Google’s efforts to offer a more secure search to users has had what seems to be an unintended positive side effect, it’s killed many of the BlackHat SEO scripts used to game the system and spread malicious files such as Rogue anti-Virus.
In October, Google announced that they would enable a feature that redirects users signed-in to their accounts to SSL search (httpS://www.google.com). The feature encrypts the search queries on the results page, offering an additional layer of protection in public areas such as free Wi-Fi at coffee shops or airports.
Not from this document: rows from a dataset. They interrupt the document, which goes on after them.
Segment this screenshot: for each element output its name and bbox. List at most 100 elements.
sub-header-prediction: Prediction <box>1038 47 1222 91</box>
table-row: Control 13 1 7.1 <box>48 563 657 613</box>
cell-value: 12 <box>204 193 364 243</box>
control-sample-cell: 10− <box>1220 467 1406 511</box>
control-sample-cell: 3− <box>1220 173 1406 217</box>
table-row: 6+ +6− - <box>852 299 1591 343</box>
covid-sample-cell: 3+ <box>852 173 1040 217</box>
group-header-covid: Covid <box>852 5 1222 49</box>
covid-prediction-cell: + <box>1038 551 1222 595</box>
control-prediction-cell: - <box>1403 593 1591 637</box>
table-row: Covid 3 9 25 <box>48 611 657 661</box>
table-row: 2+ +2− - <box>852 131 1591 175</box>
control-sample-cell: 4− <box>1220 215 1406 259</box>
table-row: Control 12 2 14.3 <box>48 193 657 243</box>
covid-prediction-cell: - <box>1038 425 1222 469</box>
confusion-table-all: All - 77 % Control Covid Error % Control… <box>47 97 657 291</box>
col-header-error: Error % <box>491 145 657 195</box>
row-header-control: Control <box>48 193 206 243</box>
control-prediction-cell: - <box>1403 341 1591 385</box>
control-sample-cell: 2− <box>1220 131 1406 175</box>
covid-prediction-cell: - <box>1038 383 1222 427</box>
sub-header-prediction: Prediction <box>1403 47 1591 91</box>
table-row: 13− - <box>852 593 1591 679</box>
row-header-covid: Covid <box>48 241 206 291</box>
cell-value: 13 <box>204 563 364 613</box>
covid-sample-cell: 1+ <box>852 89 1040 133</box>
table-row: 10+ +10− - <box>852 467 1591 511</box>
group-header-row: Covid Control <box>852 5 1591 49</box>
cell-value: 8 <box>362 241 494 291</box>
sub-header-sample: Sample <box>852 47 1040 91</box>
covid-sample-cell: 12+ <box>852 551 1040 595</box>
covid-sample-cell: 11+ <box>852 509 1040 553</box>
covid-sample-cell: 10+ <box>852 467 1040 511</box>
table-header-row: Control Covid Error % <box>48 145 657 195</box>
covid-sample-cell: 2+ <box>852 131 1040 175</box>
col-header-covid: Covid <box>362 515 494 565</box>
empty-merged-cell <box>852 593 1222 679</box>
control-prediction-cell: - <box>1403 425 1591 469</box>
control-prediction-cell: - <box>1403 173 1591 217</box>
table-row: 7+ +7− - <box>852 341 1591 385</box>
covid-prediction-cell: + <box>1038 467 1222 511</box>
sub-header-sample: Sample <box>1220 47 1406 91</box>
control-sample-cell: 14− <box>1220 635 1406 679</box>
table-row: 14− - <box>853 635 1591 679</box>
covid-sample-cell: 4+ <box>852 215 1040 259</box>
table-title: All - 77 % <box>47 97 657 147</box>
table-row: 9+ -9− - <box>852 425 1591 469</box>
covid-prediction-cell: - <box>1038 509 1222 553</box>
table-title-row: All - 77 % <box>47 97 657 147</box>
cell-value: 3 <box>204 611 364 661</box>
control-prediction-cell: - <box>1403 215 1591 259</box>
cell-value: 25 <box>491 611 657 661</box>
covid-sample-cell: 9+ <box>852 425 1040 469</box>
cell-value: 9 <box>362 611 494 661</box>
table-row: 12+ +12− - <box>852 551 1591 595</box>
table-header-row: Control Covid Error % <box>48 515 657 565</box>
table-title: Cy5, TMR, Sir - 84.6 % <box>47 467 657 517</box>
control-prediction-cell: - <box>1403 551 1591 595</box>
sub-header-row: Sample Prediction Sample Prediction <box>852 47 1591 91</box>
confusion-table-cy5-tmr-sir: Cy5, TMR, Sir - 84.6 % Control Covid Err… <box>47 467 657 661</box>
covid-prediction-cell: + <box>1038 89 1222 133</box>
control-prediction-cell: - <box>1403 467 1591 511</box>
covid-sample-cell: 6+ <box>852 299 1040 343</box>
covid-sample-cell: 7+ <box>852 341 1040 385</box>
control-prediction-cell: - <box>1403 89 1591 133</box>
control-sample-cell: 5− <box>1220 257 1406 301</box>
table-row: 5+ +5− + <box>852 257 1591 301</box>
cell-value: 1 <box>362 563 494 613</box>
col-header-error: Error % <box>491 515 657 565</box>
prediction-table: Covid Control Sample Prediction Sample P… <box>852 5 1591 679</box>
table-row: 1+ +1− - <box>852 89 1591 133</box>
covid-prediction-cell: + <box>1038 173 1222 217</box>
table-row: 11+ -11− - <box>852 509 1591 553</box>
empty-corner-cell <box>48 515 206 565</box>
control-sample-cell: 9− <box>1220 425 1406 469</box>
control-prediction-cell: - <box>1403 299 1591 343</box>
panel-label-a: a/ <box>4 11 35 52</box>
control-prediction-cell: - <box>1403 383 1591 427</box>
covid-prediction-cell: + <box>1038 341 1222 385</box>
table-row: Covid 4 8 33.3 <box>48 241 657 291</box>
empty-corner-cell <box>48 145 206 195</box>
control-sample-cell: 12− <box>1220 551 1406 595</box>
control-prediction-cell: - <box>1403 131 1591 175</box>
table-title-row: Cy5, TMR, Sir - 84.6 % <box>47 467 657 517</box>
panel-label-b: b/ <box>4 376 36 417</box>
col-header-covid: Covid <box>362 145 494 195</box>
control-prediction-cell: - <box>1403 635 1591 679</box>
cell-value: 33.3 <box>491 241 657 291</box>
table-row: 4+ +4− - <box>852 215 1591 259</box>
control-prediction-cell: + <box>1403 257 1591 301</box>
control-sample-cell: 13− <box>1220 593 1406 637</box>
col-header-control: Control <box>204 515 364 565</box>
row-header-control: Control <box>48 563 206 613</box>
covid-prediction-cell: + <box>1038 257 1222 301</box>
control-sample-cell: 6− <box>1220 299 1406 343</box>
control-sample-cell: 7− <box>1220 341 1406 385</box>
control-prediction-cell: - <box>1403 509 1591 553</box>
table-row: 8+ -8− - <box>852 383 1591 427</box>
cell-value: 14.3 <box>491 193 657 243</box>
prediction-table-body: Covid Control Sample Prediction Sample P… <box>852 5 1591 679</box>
The drawback is that the search strings are altered, so sites that manage SEO (Search Engine Optimization) based on search terms were impacted slightly by the change. Previously, a webmaster would be able to track the search terms used by a person when they enter their site from Google. Google’s Analytics service mitigates this some, but some webmasters are still steamed over the changes.
The upside is the missing search queries and encrypted traffic hinders BlackHat SEO scripts. These scripts allow webmasters to build link farms, in an effort to game the search engines and place their domains at the top of the list for a given search term. They can also be used to hijack a search term, and poison it. This is commonly seen with sites that spread Malware or Rogue anti-Virus applications.
“When these sites receive visits from search engine visitors, they will have no idea what search sent them there. They won’t have a clear idea which search terms work and which don’t, so they are essentially in the dark. This can have a lot of impact on the effectiveness of their poisoning activities. This is, of course, good for Google as their search lists are cleaner but it’s also good for all users because they’ll be less likely to click on bad links from Google,” commented David Sancho, a Senior Threat Researcher at TrendMicro.
The only catch is that a user must be logged into their Google account to be redirected to SSL searching, but given the number of regular Google+ or GMail users, this isn’t a major issue.
There are also browser add-ons, such as HTTPS Everywhere, which can help keep you on the secure versions of many domains.